Manifestant revendiquant le fait que décider n’est pas un délit

La tension est palpable entre les deux camps, mais quel sera le verdict ? La seule vérité est qu’elle ne prendra jamais fin, tant que la Catalogne n’obtiendra pas son indépendance parce qu’il y a bien une chose que l’histoire nous a prouvé; les Catalans ne s’avouent jamais vaincus et vont jusqu’au bout.

Sources: https://ici.radio-canada.ca/nouvelle/1152479/proces-dirigeants-independantistes-catalans-espagne

https://fr.wikipedia.org/wiki/R%C3%A9f%C3%A9rendum_de_2017_sur_l%27ind%C3%A9pendance_de_la_Catalogne

https://www.lepoint.fr/monde/1er-octobre-le-referendum-illegal-qui-a-change-la-catalogne-30-09-2018-2258972_24.php#

Une réflexion sur « Decidir no es un delito »

  1. Javier,

    J’aime beaucoup la clarté avec laquelle tu t’exprimes et comment tu as su résumer une situation qui est complexe par les enjeux qui l’entourent et les répercussions qui en découlent.

    Je suis toujours frappée par la violence avec laquelle ont été reçus les résultats du référendum d’octobre 2017, malgré le pacifisme des catalans.

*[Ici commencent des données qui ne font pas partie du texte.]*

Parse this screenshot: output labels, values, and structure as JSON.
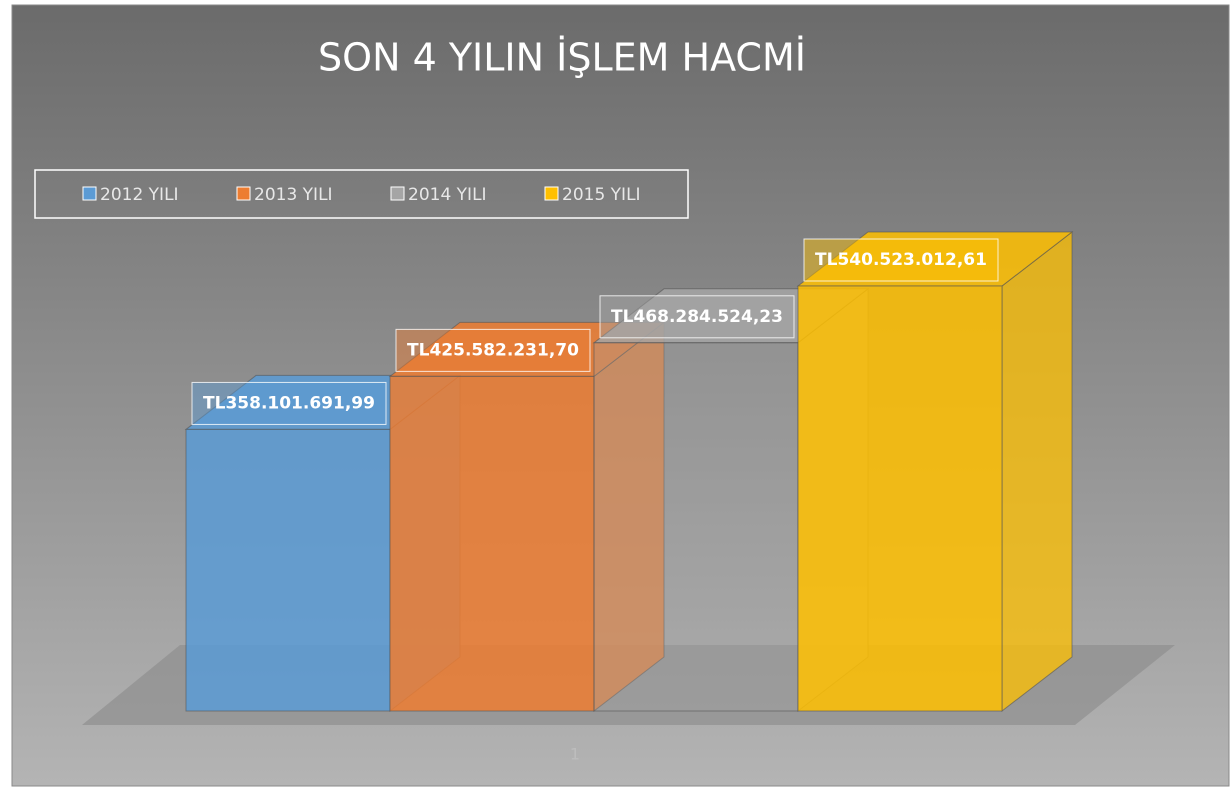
{
  "chart_data": {
    "type": "bar3d",
    "title": "SON 4 YILIN İŞLEM HACMİ",
    "categories": [
      "1"
    ],
    "series": [
      {
        "name": "2012 YILI",
        "color": "#5b9bd5",
        "values": [
          358101691.99
        ],
        "value_labels": [
          "TL358.101.691,99"
        ]
      },
      {
        "name": "2013 YILI",
        "color": "#ed7d31",
        "values": [
          425582231.7
        ],
        "value_labels": [
          "TL425.582.231,70"
        ]
      },
      {
        "name": "2014 YILI",
        "color": "#a5a5a5",
        "values": [
          468284524.23
        ],
        "value_labels": [
          "TL468.284.524,23"
        ]
      },
      {
        "name": "2015 YILI",
        "color": "#ffc000",
        "values": [
          540523012.61
        ],
        "value_labels": [
          "TL540.523.012,61"
        ]
      }
    ],
    "legend": "top-left"
  }
}
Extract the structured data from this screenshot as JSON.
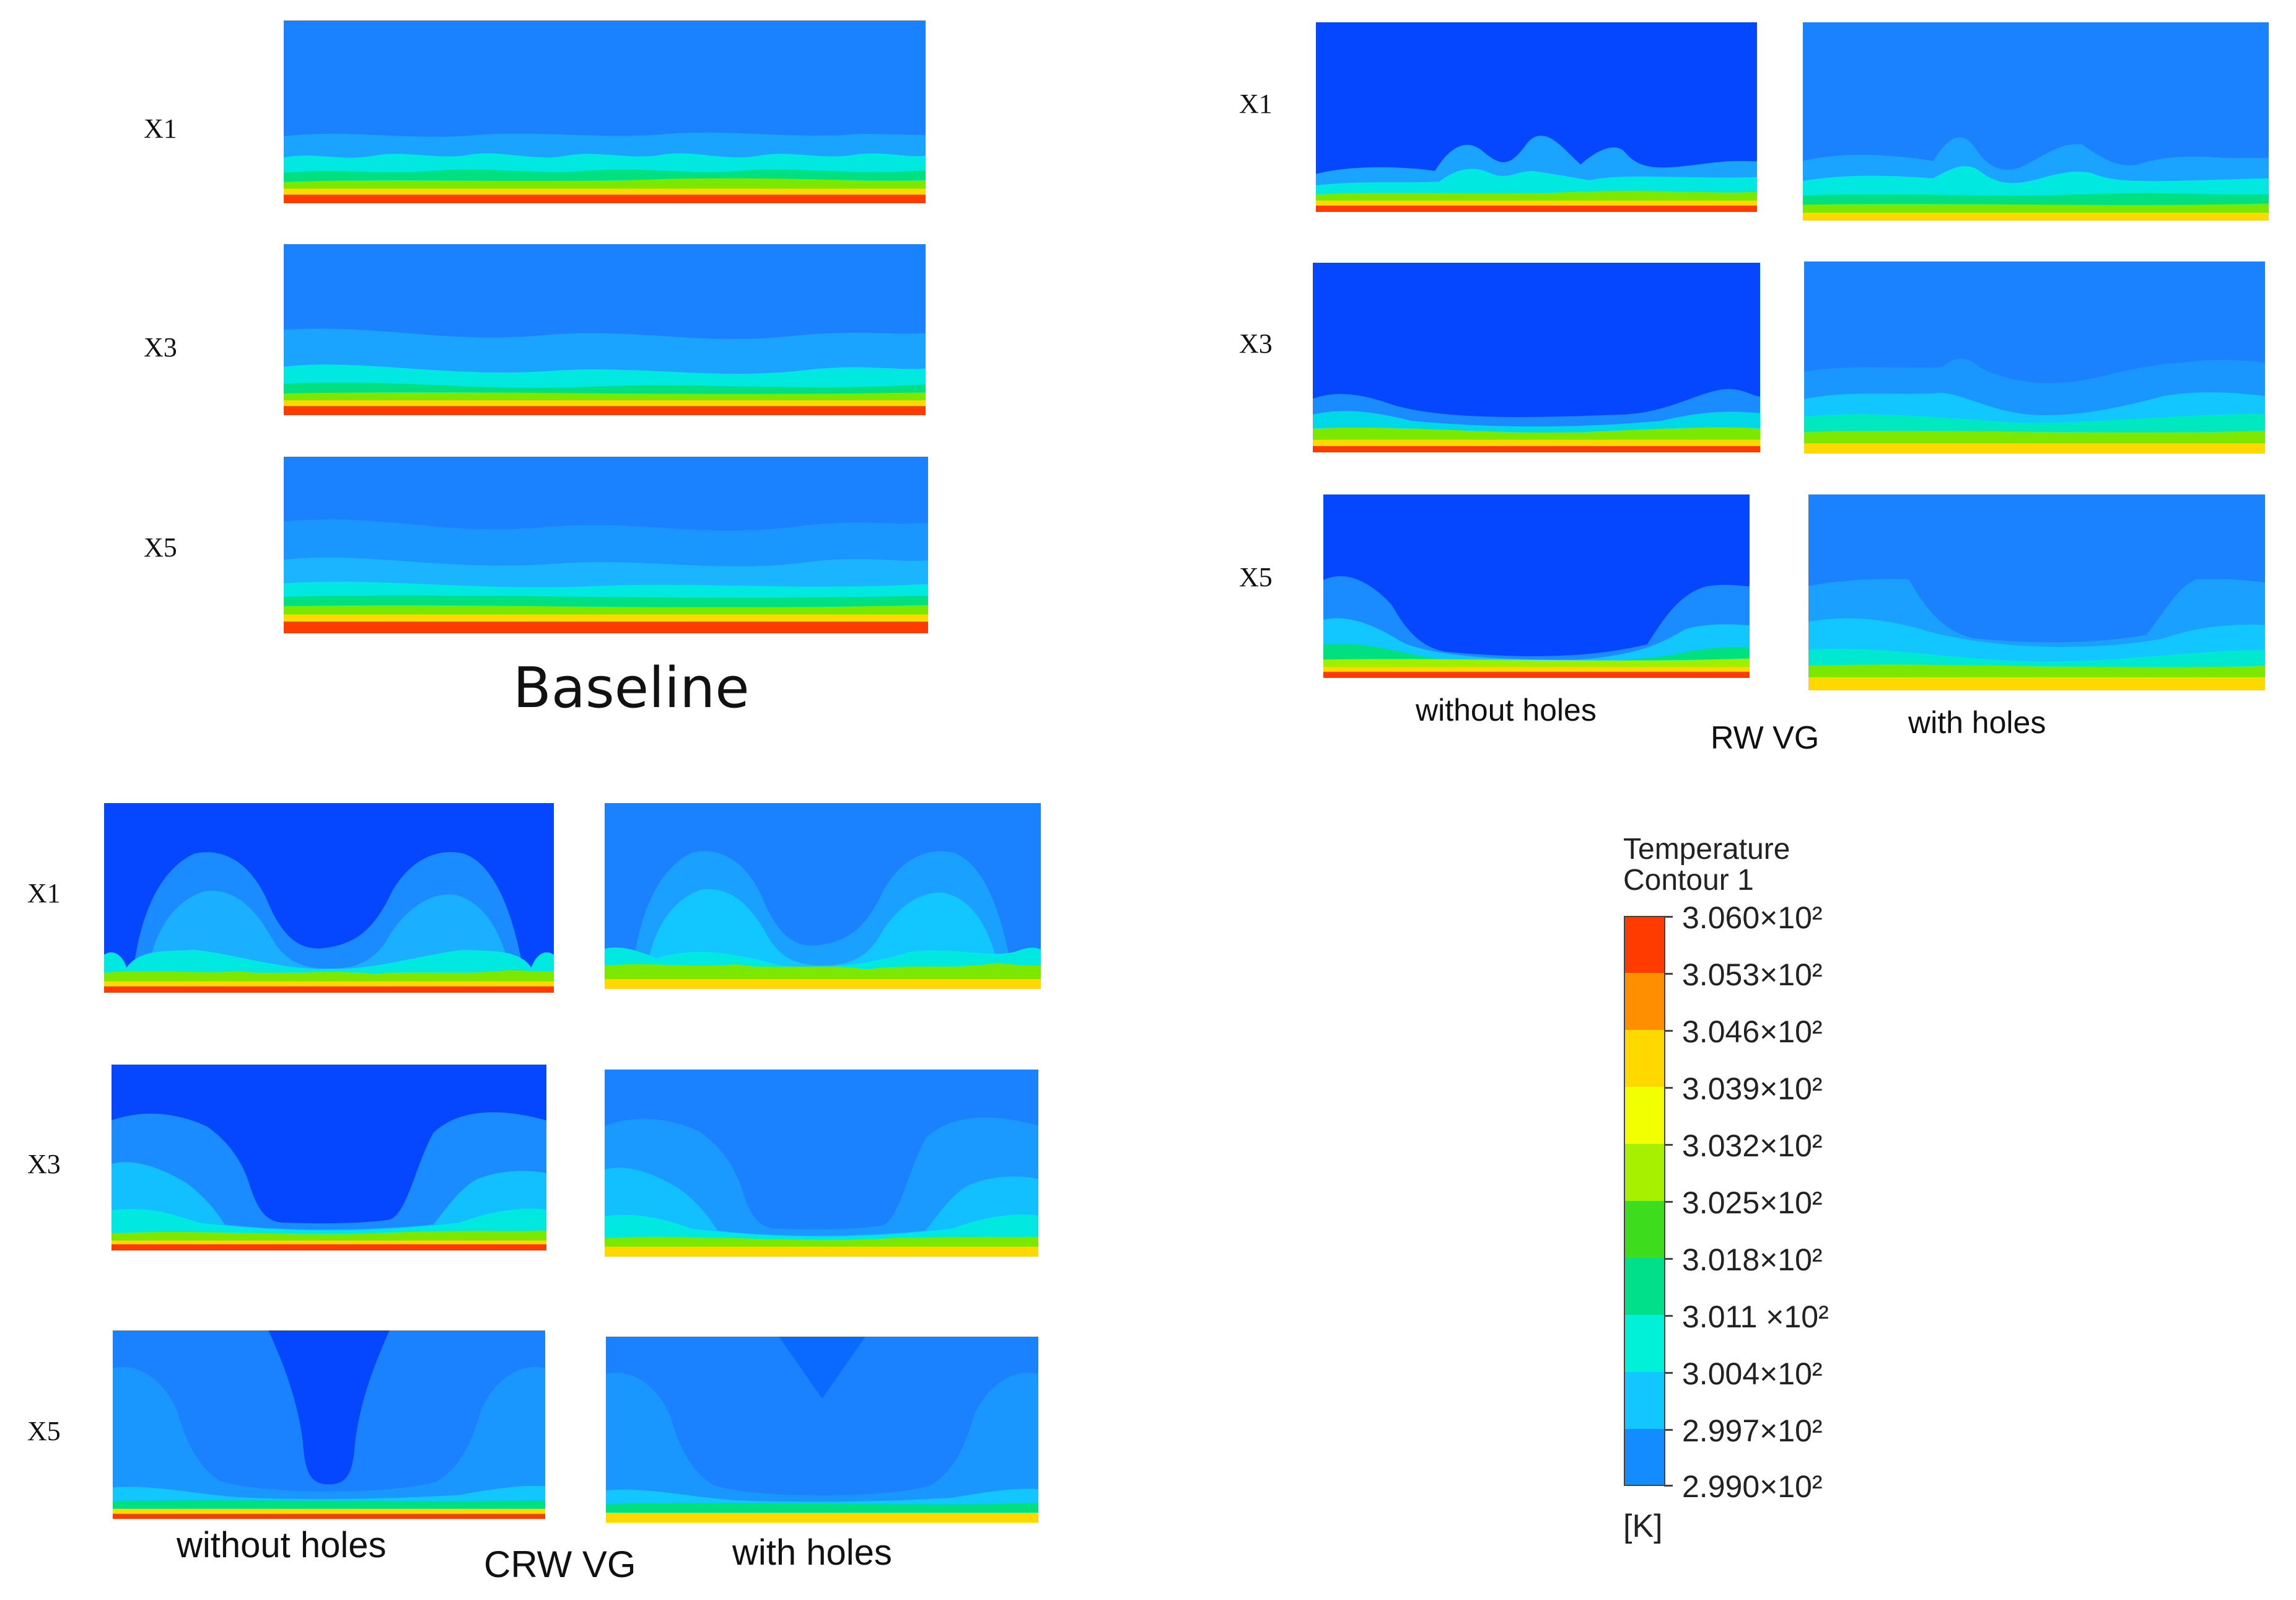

Comme tu l’écris si bien, il s’est bel et bien produit un effet contraire suite à cette violence inexpliquée, et l’identité catalane s’en est réaffirmée.

    Quoi qu’il en soit, il reste beaucoup de travail à faire. J’ai récemment lu un article portant sur le référendum et le décrivant comme étant « une collision de trains », analogie que j’ai trouvée très apte. Je suis anxieuse de connaître la suite des événements.

    Merci pour un très bon article qui explique avec justesse les diverses couches d’enjeux qui entourent la question de l’indépendance catalane et qui offre une lueur d’espoir malgré la complexité de la situation.